Linear Language Models and their Memory Limitations
Abstract
Transformers (Vaswani et al.) and their instances (e.g., GPT) have shown strong performance using self-attention and masked attention. However, their quadratic time complexity limits generalization over long sequences. We evaluate the associative memory capacity of sequence decoders with different internal mechanisms, replacing standard attention with linear and recurrent layers, inspired by RNNs.

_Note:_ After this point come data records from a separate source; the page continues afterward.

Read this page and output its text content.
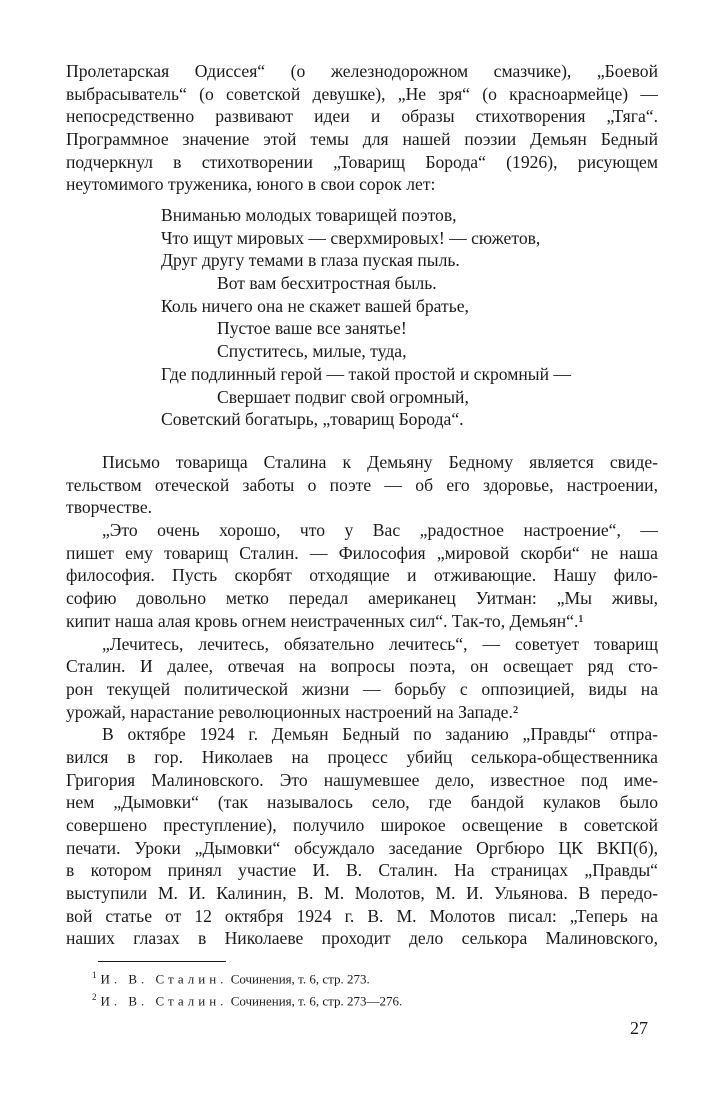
Пролетарская Одиссея“ (о железнодорожном смазчике), „Боевой
выбрасыватель“ (о советской девушке), „Не зря“ (о красноармейце) —
непосредственно развивают идеи и образы стихотворения „Тяга“.
Программное значение этой темы для нашей поэзии Демьян Бедный
подчеркнул в стихотворении „Товарищ Борода“ (1926), рисующем
неутомимого труженика, юного в свои сорок лет:
Вниманью молодых товарищей поэтов,
Что ищут мировых — сверхмировых! — сюжетов,
Друг другу темами в глаза пуская пыль.
Вот вам бесхитростная быль.
Коль ничего она не скажет вашей братье,
Пустое ваше все занятье!
Спуститесь, милые, туда,
Где подлинный герой — такой простой и скромный —
Свершает подвиг свой огромный,
Советский богатырь, „товарищ Борода“.
Письмо товарища Сталина к Демьяну Бедному является свиде-
тельством отеческой заботы о поэте — об его здоровье, настроении,
творчестве.
„Это очень хорошо, что у Вас „радостное настроение“, —
пишет ему товарищ Сталин. — Философия „мировой скорби“ не наша
философия. Пусть скорбят отходящие и отживающие. Нашу фило-
софию довольно метко передал американец Уитман: „Мы живы,
кипит наша алая кровь огнем неистраченных сил“. Так-то, Демьян“.¹
„Лечитесь, лечитесь, обязательно лечитесь“, — советует товарищ
Сталин. И далее, отвечая на вопросы поэта, он освещает ряд сто-
рон текущей политической жизни — борьбу с оппозицией, виды на
урожай, нарастание революционных настроений на Западе.²
В октябре 1924 г. Демьян Бедный по заданию „Правды“ отпра-
вился в гор. Николаев на процесс убийц селькора-общественника
Григория Малиновского. Это нашумевшее дело, известное под име-
нем „Дымовки“ (так называлось село, где бандой кулаков было
совершено преступление), получило широкое освещение в советской
печати. Уроки „Дымовки“ обсуждало заседание Оргбюро ЦК ВКП(б),
в котором принял участие И. В. Сталин. На страницах „Правды“
выступили М. И. Калинин, В. М. Молотов, М. И. Ульянова. В передо-
вой статье от 12 октября 1924 г. В. М. Молотов писал: „Теперь на
наших глазах в Николаеве проходит дело селькора Малиновского,
$^1$ И. В. Сталин. Сочинения, т. 6, стр. 273.
$^2$ И. В. Сталин. Сочинения, т. 6, стр. 273—276.
27
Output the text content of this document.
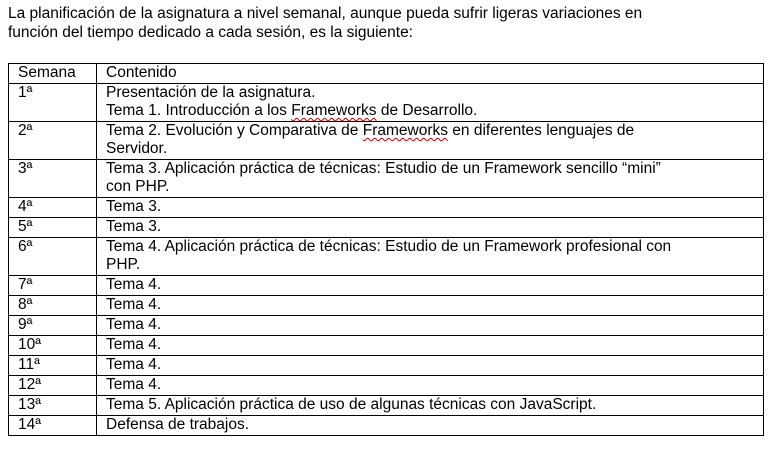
La planificación de la asignatura a nivel semanal, aunque pueda sufrir ligeras variaciones en
función del tiempo dedicado a cada sesión, es la siguiente:

Semana	Contenido
1ª	Presentación de la asignatura.
Tema 1. Introducción a los Frameworks de Desarrollo.

2ª	Tema 2. Evolución y Comparativa de Frameworks en diferentes lenguajes de
Servidor.

3ª	Tema 3. Aplicación práctica de técnicas: Estudio de un Framework sencillo “mini”
con PHP.

4ª	Tema 3.

5ª	Tema 3.

6ª	Tema 4. Aplicación práctica de técnicas: Estudio de un Framework profesional con
PHP.

7ª	Tema 4.

8ª	Tema 4.

9ª	Tema 4.

10ª	Tema 4.

11ª	Tema 4.

12ª	Tema 4.

13ª	Tema 5. Aplicación práctica de uso de algunas técnicas con JavaScript.

14ª	Defensa de trabajos.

This research project was undertaken for the class “AI Center Projects in Machine Learning Research” at ETH.
Implementation
We implemented six architectures: LSTM, quasi-LSTM, LRU, Linear Transformer, GPT, DeltaNet, and Mamba, and replaced the standard self-attention layer of a generic decoder with each of these architectures.
We implemented several synthetic datasets, including:
Bit Parity
# Returns a 1 if there have been an odd number of ones so far
Input: 0011010
Output: 0010011
Dyck
# Returns a 1 if the parenthesis are completely balanced
Input: {[]()}[]()
Output: 0000010101
My Contributions
We all contributed equally with implementation of different models, datasets, and debugging when the models were not learning.
Results
This was an exploratory research project to understand trends and limitations. Some interesting findings are noted below.




Future Work
We only had 2 months to work on this project, which was not enough time. In the future we hope to investigate:
- Performance on MQAR (Multiple Query Associative Retrieval) dataset - this is a more interesting task. We implemented it, but our models did not learn well and we were not able to discover why not.
- Explore the limited-ones Bit Parity task more to understand relative benefits and limitations of the different models.